Еще подошли люди. Пришли товарищи Степана. Стало колготно в небольшой избенке Воеводиных. Степан снова и снова принимался рассказывать:

– Да нет, там в общем-то хорошо! Вы здесь кино часто смотрите? А мы – в неделю два раза. К вам артисты приезжают? А к нам туда без конца ездили. Жрать тоже хватало… А один раз фокусник приезжал. Вот так берёт стакан с водой…

Степана слушали с интересом, немножко удивлялись, говорили «хм», «ты гляди!», пытались сами тоже что-то рассказать, но другие задавали новые вопросы, и Степан снова рассказывал. Он слегка охмелел от долгожданной этой встречи, от расспросов, от собственных рассказов. Он незаметно стал даже кое-что прибавлять к ним.

– А насчет охраны строго?

– Ерунда! Нас последнее время в совхоз возили работать, так мы там совсем почти одни оставались.

– А бегут?

– Мало. Смысла нет.

– А вот говорят: если провинился человек, то его сажают в каменный мешок…

– В карцер. Это редко, это если сильно проштрафился… И то уркаганов, а нас редко.

– Вот жуликов-то, наверно, где! – воскликнул один простодушный парень. – Друг у дружки воруют, наверно?..

Степан засмеялся. И все посмеялись, но с любопытством посмотрели на Степана.

– Там у нас строго за это, – пояснил Степан. – Там, если кого заметют, враз решку наведут…

Мать и немая тем временем протопили баню на скорую руку, отец сбегал в лавочку… Кто принес сальца в тряпочке, кто пирожков, оставшихся со дня, кто пивца-медовухи в туеске – праздник случился нечаянно, хозяева не успели подготовиться. Сели к столу затемно.

И потихоньку стало разгораться неяркое веселье. Говорили все сразу, перебивая друг друга, смеялись… Степан сидел во главе стола, поворачивался направо и налево, хотел еще рассказывать, но его уже плохо слушали. Он, впрочем, и не шибко старался. Он рад был, что людям сейчас хорошо, что он им доставил удовольствие, позволил им собраться вместе, поговорить, посмеяться… И чтоб им было совсем хорошо, он запел трогательную песню тех мест, откуда только что прибыл:

Прости мне, ма-ать,За все мои поступки,Что я порой не слушалась тебя-а!..

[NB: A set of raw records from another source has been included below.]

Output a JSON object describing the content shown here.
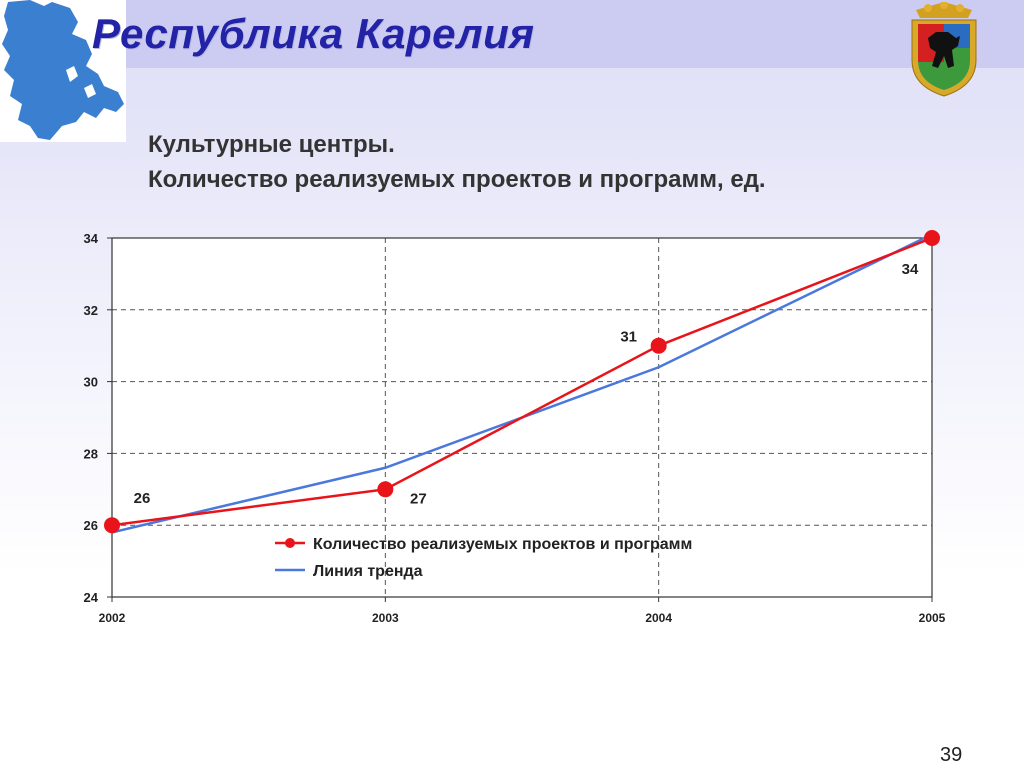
{
  "slide": {
    "title": "Республика Карелия",
    "subtitle_line1": "Культурные центры.",
    "subtitle_line2": "Количество реализуемых проектов и программ, ед.",
    "page_number": "39",
    "coat_of_arms_icon": "karelia-coat-of-arms-icon",
    "map_icon": "karelia-map-icon"
  },
  "colors": {
    "title": "#2323a8",
    "series": "#e8141a",
    "trend": "#4a78dc",
    "map": "#3a7fd0"
  },
  "chart_data": {
    "type": "line",
    "x": [
      "2002",
      "2003",
      "2004",
      "2005"
    ],
    "ylim": [
      24,
      34
    ],
    "yticks": [
      "24",
      "26",
      "28",
      "30",
      "32",
      "34"
    ],
    "grid": true,
    "legend_position": "bottom-center",
    "series": [
      {
        "name": "Количество реализуемых проектов и программ",
        "values": [
          26,
          27,
          31,
          34
        ],
        "labels": [
          "26",
          "27",
          "31",
          "34"
        ],
        "color": "#e8141a"
      },
      {
        "name": "Линия тренда",
        "values": [
          25.8,
          27.6,
          30.4,
          34.1
        ],
        "color": "#4a78dc"
      }
    ]
  }
}
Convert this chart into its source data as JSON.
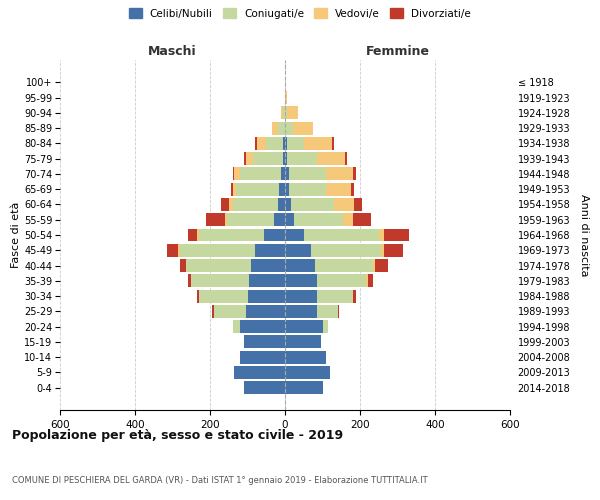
{
  "age_groups": [
    "0-4",
    "5-9",
    "10-14",
    "15-19",
    "20-24",
    "25-29",
    "30-34",
    "35-39",
    "40-44",
    "45-49",
    "50-54",
    "55-59",
    "60-64",
    "65-69",
    "70-74",
    "75-79",
    "80-84",
    "85-89",
    "90-94",
    "95-99",
    "100+"
  ],
  "birth_years": [
    "2014-2018",
    "2009-2013",
    "2004-2008",
    "1999-2003",
    "1994-1998",
    "1989-1993",
    "1984-1988",
    "1979-1983",
    "1974-1978",
    "1969-1973",
    "1964-1968",
    "1959-1963",
    "1954-1958",
    "1949-1953",
    "1944-1948",
    "1939-1943",
    "1934-1938",
    "1929-1933",
    "1924-1928",
    "1919-1923",
    "≤ 1918"
  ],
  "males": {
    "celibi": [
      110,
      135,
      120,
      110,
      120,
      105,
      100,
      95,
      90,
      80,
      55,
      30,
      20,
      15,
      10,
      5,
      5,
      0,
      0,
      0,
      0
    ],
    "coniugati": [
      0,
      0,
      0,
      0,
      20,
      85,
      130,
      155,
      175,
      200,
      175,
      125,
      120,
      115,
      110,
      80,
      45,
      20,
      5,
      0,
      0
    ],
    "vedovi": [
      0,
      0,
      0,
      0,
      0,
      0,
      0,
      0,
      0,
      5,
      5,
      5,
      10,
      10,
      15,
      20,
      25,
      15,
      5,
      0,
      0
    ],
    "divorziati": [
      0,
      0,
      0,
      0,
      0,
      5,
      5,
      10,
      15,
      30,
      25,
      50,
      20,
      5,
      5,
      5,
      5,
      0,
      0,
      0,
      0
    ]
  },
  "females": {
    "nubili": [
      100,
      120,
      110,
      95,
      100,
      85,
      85,
      85,
      80,
      70,
      50,
      25,
      15,
      10,
      10,
      5,
      5,
      0,
      0,
      0,
      0
    ],
    "coniugate": [
      0,
      0,
      0,
      0,
      15,
      55,
      95,
      130,
      155,
      185,
      200,
      130,
      115,
      100,
      100,
      80,
      45,
      20,
      5,
      0,
      0
    ],
    "vedove": [
      0,
      0,
      0,
      0,
      0,
      0,
      0,
      5,
      5,
      10,
      15,
      25,
      55,
      65,
      70,
      75,
      75,
      55,
      30,
      5,
      0
    ],
    "divorziate": [
      0,
      0,
      0,
      0,
      0,
      5,
      10,
      15,
      35,
      50,
      65,
      50,
      20,
      10,
      10,
      5,
      5,
      0,
      0,
      0,
      0
    ]
  },
  "colors": {
    "celibi": "#4472a8",
    "coniugati": "#c5d8a0",
    "vedovi": "#f5c87a",
    "divorziati": "#c0392b"
  },
  "title": "Popolazione per età, sesso e stato civile - 2019",
  "subtitle": "COMUNE DI PESCHIERA DEL GARDA (VR) - Dati ISTAT 1° gennaio 2019 - Elaborazione TUTTITALIA.IT",
  "xlabel_left": "Maschi",
  "xlabel_right": "Femmine",
  "ylabel_left": "Fasce di età",
  "ylabel_right": "Anni di nascita",
  "legend_labels": [
    "Celibi/Nubili",
    "Coniugati/e",
    "Vedovi/e",
    "Divorziati/e"
  ],
  "xlim": 600,
  "bg_color": "#ffffff",
  "grid_color": "#cccccc"
}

На минуту притихли было; Степана целиком захватило чувство содеянного добра и любви к людям. Он заметно хмелел.

Х, я думала-а, что тюрьма д это шутка,И этой шуткой сгубила д я себя-а! —

пел Степан.

Песня не понравилась: не оценили чувства раскаявшейся грешницы, не тронуло оно их.

– Блатная! – с восторгом пояснил тот самый простодушный парень, который считал, что в тюрьме – сплошное жулье. – Тихо вы!

– Чо же, сынок, баб-то много сидят? – спросила мать с другого конца стола.

– Хватает.

И возник оживленный разговор о том, что, наверно, бабам-то там несладко.

– И вить дети небось пооставались.

– Детей – в приюты…

– А я бы баб не сажал! – сурово сказал один изрядно подвыпивший мужичок. – Я бы им подолы на голову – и ремнем!